Ondas Grandes

De volta de férias, olhei muito para o mar, pensei no medo que ele me provoca, na força das ondas, e pensei que muitas vezes a vida fora do mar se parece muito com este, ondas que batem, que nos derrubam, que nos assustam.

Mas por outro lado há quem aproveite a força das ondas para surfar, para se divertir, para se desafiar.

Será que são as ondas o problema? Ou somos nós que estamos no sítio errado?

Na zona de rebentação é onde está o impacto, e nós não nos queremos aventurar a ir mais longe, passando-a, nem queremos ficar fora de água e damos por nós a comer areia.

Não sei se me estou a conseguir explicar, mas irei tentar.

Eu estou neste momento a passar por uma fase de ondas grandes, muita coisa a acontecer, muitas ondas seguidas, saí da praia – o local onde estava a trabalhar – comecei a remar para onde quero ir, mas ainda estou a na zona de rebentação, estou a sofrer vários derrubes, recuos, e dou por mim quase de volta à costa nalgumas alturas. Há sequências de ondas muito seguidas que me assustam, que me levam a pensar se me deveria ter metido mar adentro, se não estaria melhor na segurança da praia.

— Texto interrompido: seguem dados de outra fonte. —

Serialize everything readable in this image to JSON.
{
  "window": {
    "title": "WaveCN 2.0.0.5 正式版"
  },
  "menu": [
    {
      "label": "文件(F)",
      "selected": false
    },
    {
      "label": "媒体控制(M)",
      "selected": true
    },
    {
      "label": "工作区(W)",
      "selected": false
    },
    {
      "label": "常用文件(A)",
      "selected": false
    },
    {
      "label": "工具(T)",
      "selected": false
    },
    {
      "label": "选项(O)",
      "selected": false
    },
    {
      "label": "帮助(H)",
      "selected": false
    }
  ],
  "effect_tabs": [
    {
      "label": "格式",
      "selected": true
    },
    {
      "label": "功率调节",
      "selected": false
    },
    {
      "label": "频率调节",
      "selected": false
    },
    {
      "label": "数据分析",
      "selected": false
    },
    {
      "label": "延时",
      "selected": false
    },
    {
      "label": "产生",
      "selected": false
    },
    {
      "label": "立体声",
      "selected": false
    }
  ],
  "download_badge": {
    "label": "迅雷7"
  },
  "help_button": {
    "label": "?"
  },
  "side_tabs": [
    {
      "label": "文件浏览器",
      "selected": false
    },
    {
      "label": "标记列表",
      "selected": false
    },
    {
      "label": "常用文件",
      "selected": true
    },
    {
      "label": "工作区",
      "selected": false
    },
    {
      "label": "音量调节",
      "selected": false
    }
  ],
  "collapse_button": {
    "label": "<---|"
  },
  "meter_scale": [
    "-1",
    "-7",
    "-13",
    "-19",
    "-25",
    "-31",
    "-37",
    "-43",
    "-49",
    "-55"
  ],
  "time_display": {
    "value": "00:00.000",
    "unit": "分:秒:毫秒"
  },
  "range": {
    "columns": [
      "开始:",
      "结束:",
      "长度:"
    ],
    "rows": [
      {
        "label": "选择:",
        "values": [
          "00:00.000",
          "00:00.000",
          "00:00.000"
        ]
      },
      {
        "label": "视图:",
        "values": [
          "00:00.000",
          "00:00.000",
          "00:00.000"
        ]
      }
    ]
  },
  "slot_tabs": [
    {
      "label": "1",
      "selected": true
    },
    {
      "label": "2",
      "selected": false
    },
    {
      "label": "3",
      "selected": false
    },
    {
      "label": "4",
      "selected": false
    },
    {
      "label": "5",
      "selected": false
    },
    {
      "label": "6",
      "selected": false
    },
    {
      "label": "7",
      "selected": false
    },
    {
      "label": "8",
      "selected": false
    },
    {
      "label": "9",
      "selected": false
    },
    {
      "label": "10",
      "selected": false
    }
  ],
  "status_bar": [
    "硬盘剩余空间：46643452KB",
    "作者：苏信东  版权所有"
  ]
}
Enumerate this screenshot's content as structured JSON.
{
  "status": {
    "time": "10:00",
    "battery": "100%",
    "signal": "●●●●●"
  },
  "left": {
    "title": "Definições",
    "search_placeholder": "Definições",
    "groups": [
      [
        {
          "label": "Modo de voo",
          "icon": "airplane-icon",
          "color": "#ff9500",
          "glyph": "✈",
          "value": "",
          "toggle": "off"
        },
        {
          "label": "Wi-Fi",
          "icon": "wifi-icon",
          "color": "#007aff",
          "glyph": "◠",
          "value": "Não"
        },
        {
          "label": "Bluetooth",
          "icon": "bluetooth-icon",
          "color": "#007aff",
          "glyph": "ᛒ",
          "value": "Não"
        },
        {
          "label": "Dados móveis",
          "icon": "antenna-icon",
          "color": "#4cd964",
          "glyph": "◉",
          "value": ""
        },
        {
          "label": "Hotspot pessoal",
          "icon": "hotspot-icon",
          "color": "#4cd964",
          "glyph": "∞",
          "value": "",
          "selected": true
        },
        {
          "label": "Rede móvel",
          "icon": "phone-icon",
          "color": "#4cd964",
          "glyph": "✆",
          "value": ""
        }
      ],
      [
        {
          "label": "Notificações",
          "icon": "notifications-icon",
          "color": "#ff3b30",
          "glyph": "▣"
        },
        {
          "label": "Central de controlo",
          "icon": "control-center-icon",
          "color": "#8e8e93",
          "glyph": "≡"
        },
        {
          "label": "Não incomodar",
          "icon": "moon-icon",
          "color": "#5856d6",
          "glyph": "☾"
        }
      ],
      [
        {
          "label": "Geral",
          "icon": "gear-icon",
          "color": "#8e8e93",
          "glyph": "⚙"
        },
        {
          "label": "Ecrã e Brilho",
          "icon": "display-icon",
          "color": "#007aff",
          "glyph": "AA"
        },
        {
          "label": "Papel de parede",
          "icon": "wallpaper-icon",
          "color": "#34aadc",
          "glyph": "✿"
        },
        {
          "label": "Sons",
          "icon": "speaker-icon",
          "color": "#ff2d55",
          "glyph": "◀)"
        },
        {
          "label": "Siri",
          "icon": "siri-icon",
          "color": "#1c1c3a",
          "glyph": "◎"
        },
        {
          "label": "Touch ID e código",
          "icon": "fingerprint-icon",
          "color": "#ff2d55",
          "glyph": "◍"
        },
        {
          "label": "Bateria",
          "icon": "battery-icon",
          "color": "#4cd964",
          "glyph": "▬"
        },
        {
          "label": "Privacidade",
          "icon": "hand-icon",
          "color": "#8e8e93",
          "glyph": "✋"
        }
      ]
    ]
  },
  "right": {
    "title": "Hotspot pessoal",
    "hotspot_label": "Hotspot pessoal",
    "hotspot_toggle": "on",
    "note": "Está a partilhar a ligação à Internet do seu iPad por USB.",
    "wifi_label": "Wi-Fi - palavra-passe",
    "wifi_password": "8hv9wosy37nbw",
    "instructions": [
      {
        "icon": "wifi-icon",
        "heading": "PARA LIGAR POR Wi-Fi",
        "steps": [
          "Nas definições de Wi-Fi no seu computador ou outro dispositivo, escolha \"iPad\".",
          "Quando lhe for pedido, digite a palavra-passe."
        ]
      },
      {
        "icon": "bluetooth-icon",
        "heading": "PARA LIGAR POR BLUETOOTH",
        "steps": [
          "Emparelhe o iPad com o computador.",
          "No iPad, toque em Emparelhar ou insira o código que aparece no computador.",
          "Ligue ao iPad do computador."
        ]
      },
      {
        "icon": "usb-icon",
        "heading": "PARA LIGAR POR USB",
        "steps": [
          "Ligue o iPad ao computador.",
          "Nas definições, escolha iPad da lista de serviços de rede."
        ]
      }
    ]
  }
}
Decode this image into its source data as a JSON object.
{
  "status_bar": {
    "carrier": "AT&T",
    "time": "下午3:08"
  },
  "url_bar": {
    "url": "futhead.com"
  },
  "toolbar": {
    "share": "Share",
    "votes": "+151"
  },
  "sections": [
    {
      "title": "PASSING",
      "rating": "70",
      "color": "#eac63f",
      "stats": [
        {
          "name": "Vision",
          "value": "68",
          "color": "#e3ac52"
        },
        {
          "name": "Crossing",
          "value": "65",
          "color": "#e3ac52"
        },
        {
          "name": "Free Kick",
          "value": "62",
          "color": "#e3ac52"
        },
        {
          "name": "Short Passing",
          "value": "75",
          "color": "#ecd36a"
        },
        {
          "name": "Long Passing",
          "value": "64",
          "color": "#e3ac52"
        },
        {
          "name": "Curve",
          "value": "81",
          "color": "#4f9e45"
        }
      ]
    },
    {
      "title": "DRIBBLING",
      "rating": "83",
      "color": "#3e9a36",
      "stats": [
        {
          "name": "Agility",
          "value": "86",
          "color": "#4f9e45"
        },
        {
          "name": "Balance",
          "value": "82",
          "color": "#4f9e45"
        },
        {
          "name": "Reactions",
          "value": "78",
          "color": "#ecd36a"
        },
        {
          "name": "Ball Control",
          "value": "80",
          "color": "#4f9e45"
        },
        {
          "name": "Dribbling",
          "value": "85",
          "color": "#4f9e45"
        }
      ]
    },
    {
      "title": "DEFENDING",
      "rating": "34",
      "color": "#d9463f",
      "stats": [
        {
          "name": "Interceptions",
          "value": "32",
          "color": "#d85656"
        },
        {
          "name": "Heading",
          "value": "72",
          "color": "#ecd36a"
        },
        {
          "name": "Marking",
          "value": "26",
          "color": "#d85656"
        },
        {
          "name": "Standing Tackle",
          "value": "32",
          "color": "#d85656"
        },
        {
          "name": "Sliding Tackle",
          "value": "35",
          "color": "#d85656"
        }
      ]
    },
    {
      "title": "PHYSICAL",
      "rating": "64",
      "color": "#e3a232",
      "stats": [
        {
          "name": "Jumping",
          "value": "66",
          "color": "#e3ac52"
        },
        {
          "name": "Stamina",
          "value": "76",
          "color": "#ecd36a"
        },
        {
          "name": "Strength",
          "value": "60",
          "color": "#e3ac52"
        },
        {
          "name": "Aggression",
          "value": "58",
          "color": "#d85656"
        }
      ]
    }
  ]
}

Mas não, voltar para a praia está fora de questão, quero cavalgar as ondas, quero viver todas essas experiências que me fazem vibrar, quero olhar para a praia do lado do mar, ver toda a beleza que se contempla olhando de dentro para fora.

Quando começamos algo novo há a esperança que as águas sejam sempre calmas, que corra tudo como planeado, como sempre desejámos e não tínhamos, mas na realidade poucas serão as vezes em que os imprevistos não aconteçam, que não venha uma onda maior e nos tente derrubar.

Temos a tendência a tentar passar por cima das ondas que vêm na nossa direcção, achamos que tal qual um Titanic, que será o iceberg a desviar-se, ou a onda a rebaixar-se perante nós. Quem já esteve no mar com ondulações complicadas sabe que a melhor solução é mergulhar, esperar que aquela energia passe e depois voltar à tona de água, para de seguida – muito provavelmente – voltar a fazer o mesmo.

Neste momento sei que estou numa zona em que existe uma forte probabilidade de ser derrubado por uma onda, mas sei também que posso a qualquer momento encher o peito de ar e sair da frente das ondas submergindo. Sei que se nadar um pouco para o lado talvez encontre um canal que torna a passagem para fora da zona de rebentação algo mais fácil, mas também sei que se entrei dentro do mar foi para surfar, este desvio das linhas de ondas será sempre temporário, quero gozar as ondas, não quero daqui a uns meses, anos, olhar para trás e ver que não saí da praia, que nunca soube a emoção de descer uma onda a grande velocidade, porque sei que estou a fazer aquilo que quero fazer.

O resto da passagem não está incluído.